Menurutnya para "pengganggu" ini adalah mereka mengambil pekerjaan dari restoran atau hotel yang sudah mapan, tapi kemudian membubarkan dan memecahnya.
"Mereka menjadikan kerja tanpa kontrak dan kesepakatan kerja sebagai norma dalam perhotelan ... ini merusak pekerjaan yang aman."
Tidak diperlakukan terhormat
Pemilik restoran di Sunshine Coast, Jeremy Khoo, mengatakan sebelum membuka bisnisnya sendiri, dia mengalami "ketidakadilan" di tempat kerja.
"Di awal karir saya di salah satu perusahaan, ada budaya di mana kami diharapkan untuk bekerja lebih lama meski tidak dibayar untuk waktu kerja tambahan itu," katanya.

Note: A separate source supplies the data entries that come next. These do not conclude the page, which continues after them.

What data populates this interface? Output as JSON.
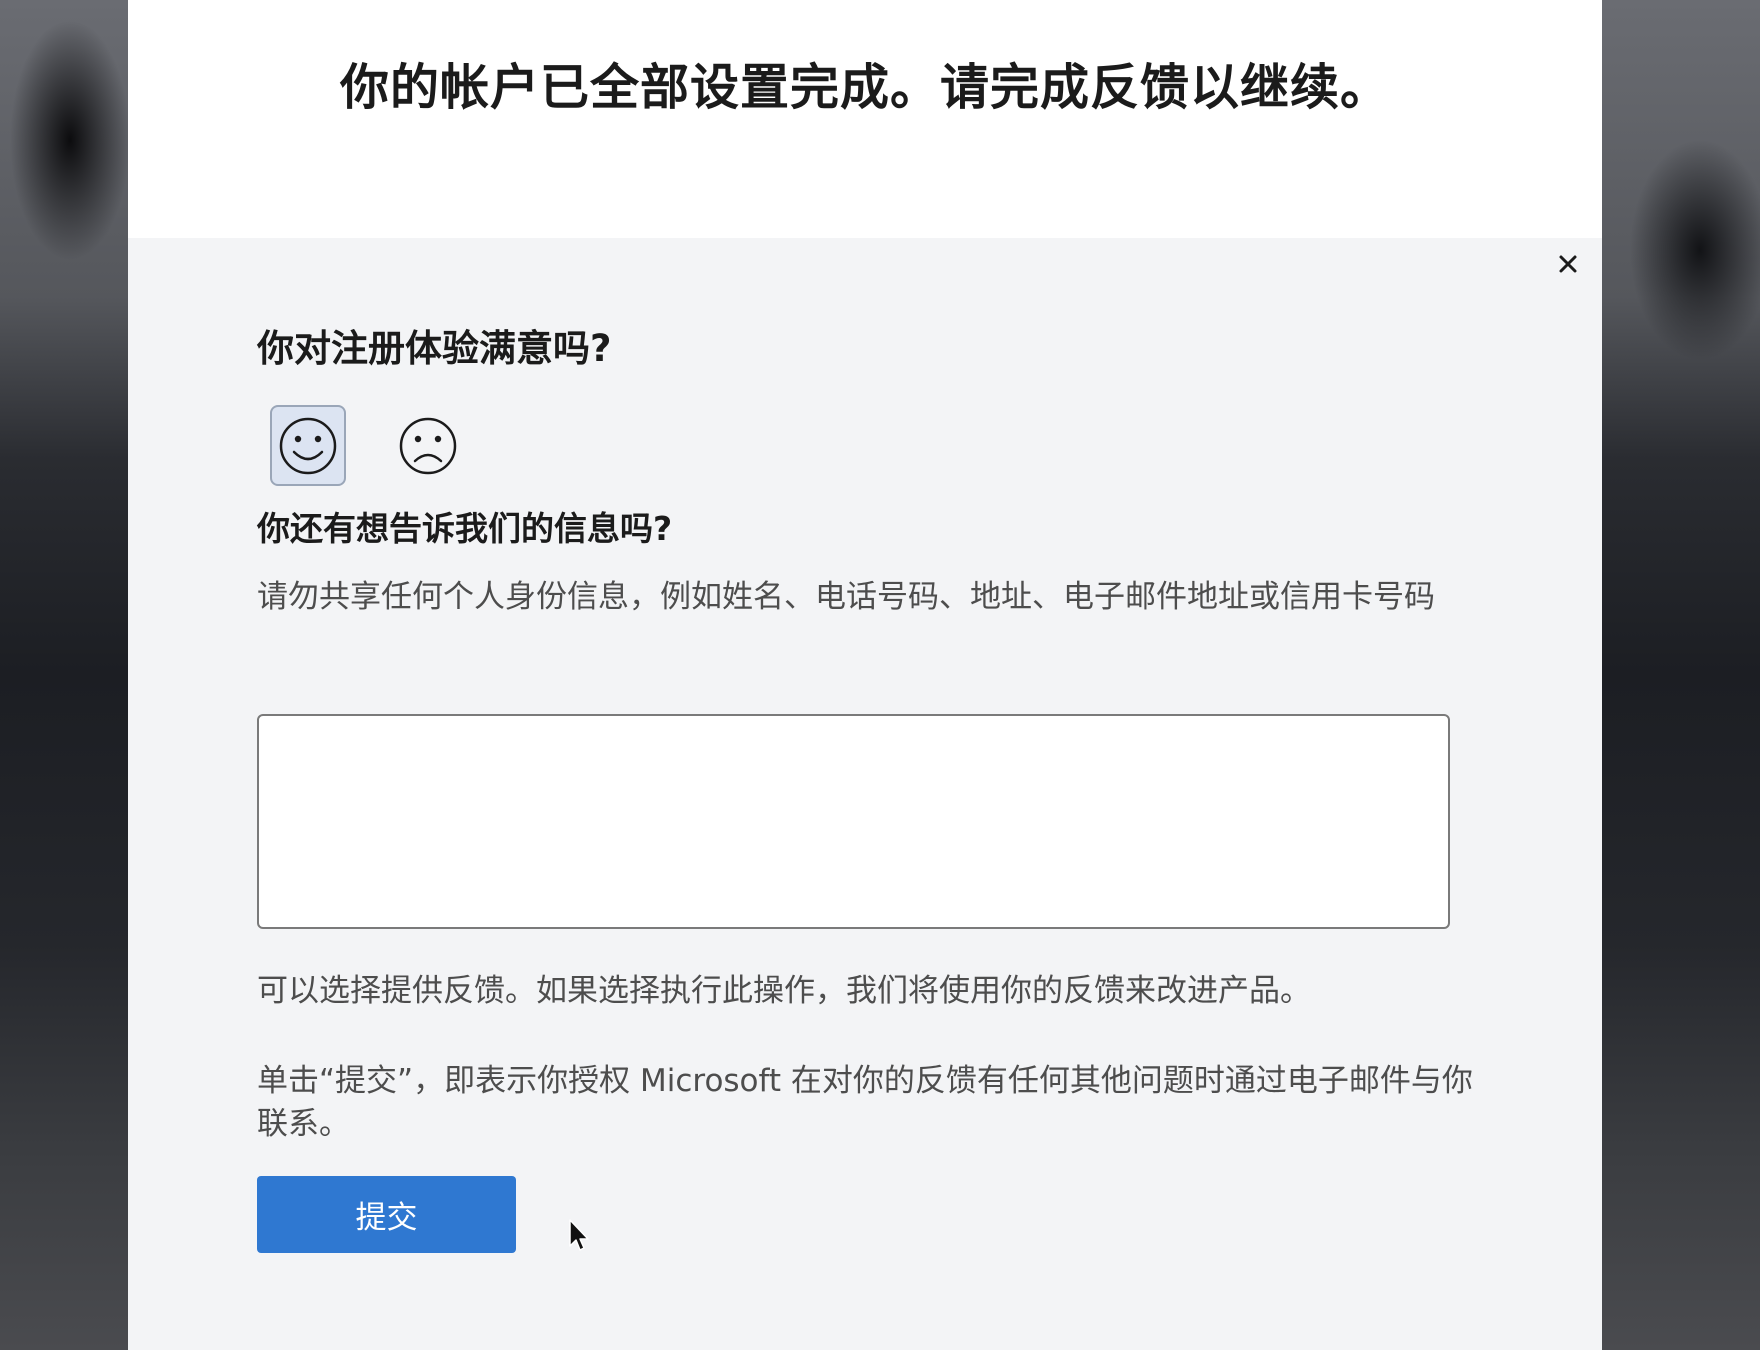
{
  "header": {
    "title": "你的帐户已全部设置完成。请完成反馈以继续。"
  },
  "survey": {
    "close_icon": "close-icon",
    "question_satisfaction": "你对注册体验满意吗?",
    "happy_icon": "smiley-face-icon",
    "sad_icon": "frowning-face-icon",
    "selected_rating": "happy",
    "question_more_info": "你还有想告诉我们的信息吗?",
    "privacy_note": "请勿共享任何个人身份信息，例如姓名、电话号码、地址、电子邮件地址或信用卡号码",
    "feedback_value": "",
    "optional_note": "可以选择提供反馈。如果选择执行此操作，我们将使用你的反馈来改进产品。",
    "consent_note": "单击“提交”，即表示你授权 Microsoft 在对你的反馈有任何其他问题时通过电子邮件与你联系。",
    "submit_label": "提交"
  },
  "colors": {
    "header_bg": "#ffffff",
    "panel_bg": "#f3f4f6",
    "primary_button": "#2f78d1",
    "selected_face_bg": "#dce4f2"
  }
}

"Saya senang menyelesaikan apa yang dibutuhkan dan membantu semua orang di tempat itu, ... hanya saja ada juga harapan dibayar untuk pekerjaan Anda."
Tapi Jeremy mengatakan ia sudah lama tidak bekerja lagi, tapi ia merasa industrii pelayanan restoran dan hotel di Australia sudah semakin peduli dengan karyawannya.
"Kalau saya bilang, ya, kondisinya sudah berubah, dan saya telah melihat lebih banyak perubahan positif, tapi apakah itu terjadi dalam waktu yang cepat atau tidak, itu masalah yang lain lagi," katanya.
"Saya melihat budaya telah meningkat sejak saya bekerja mungkin satu dekade yang lalu, jadi saya telah melihat perubahan positif, pada dasarnya lebih menghormati."
Namun diperlakukan secara hormat tidak dirasakan di semua tempat, hanya 48 persen pekerja yang disurvei merasa mereka diperlakukan dengan terhormat di tempat kerja mereka saat ini atau di masa lalu.
Demikian pula, hanya 43 persen pekerja yang merasa diberi dukungan di tempat kerja dengan diberikan "feedback".
Dr Robinson mengatakan dengan industri restoran dan perhotelan yang terpengaruh oleh pandemi, sekarang adalah waktu yang tepat untuk menjadikan sektor ini lebih baik bagi para pekerjanya.
"Saya pikir industri ini mulai menyadari pasar tenaga kerja internasional bisa membantu saat musim sibuk atau kebutuhan jangka pendek ... tetapi itu benar-benar tidak dapat diandalkan dalam jangka panjang, karena pasokan pekerja [terbatas], saya pikir mereka mulai mengakui itu," katanya.
"Dengan kata lain, benar-benar harus ada investasi besar untuk tenaga kerja lokal yang kita miliki."
Direktur eksekutif Serikat Pekerja, Godfrey Moase, mengatakan laporan itu bisa merugikan sejumlah pekerja perhotelan yang pernah dibayar rendah atau mengalami pelecehan, namun sekarang sudah keluar.
"Banyak pekerja hanya pilih keluar, daripada mencoba dan memperbaikinya, daripada melaporkannya, atau meluangkan waktu untuk berpartisipasi dalam survei seputar sektor ini."
"Mereka akan pergi karena mereka tidak dibayar dengan layak, ketika mereka mendapat pemotongan upah, baik legal atau ilegal, atau mereka hanya menjadi sasaran pelecehan dari pelanggan.
"Mereka akan pergi begitu saja dan kemudian masalahnya tidak akan pernah terselesaikan dengan satu atau lain cara."
Godfrey mengatakan temuan itu mencerminkan kurangnya "rasa hormat" terhadap pekerja di industri pelayanan restoran dan perhotelan.
"Masalah utama yang kita miliki dalam adalah pekerja tidak cukup dihormati, mereka juga tidak cukup dihormati dalam hal gaji," katanya.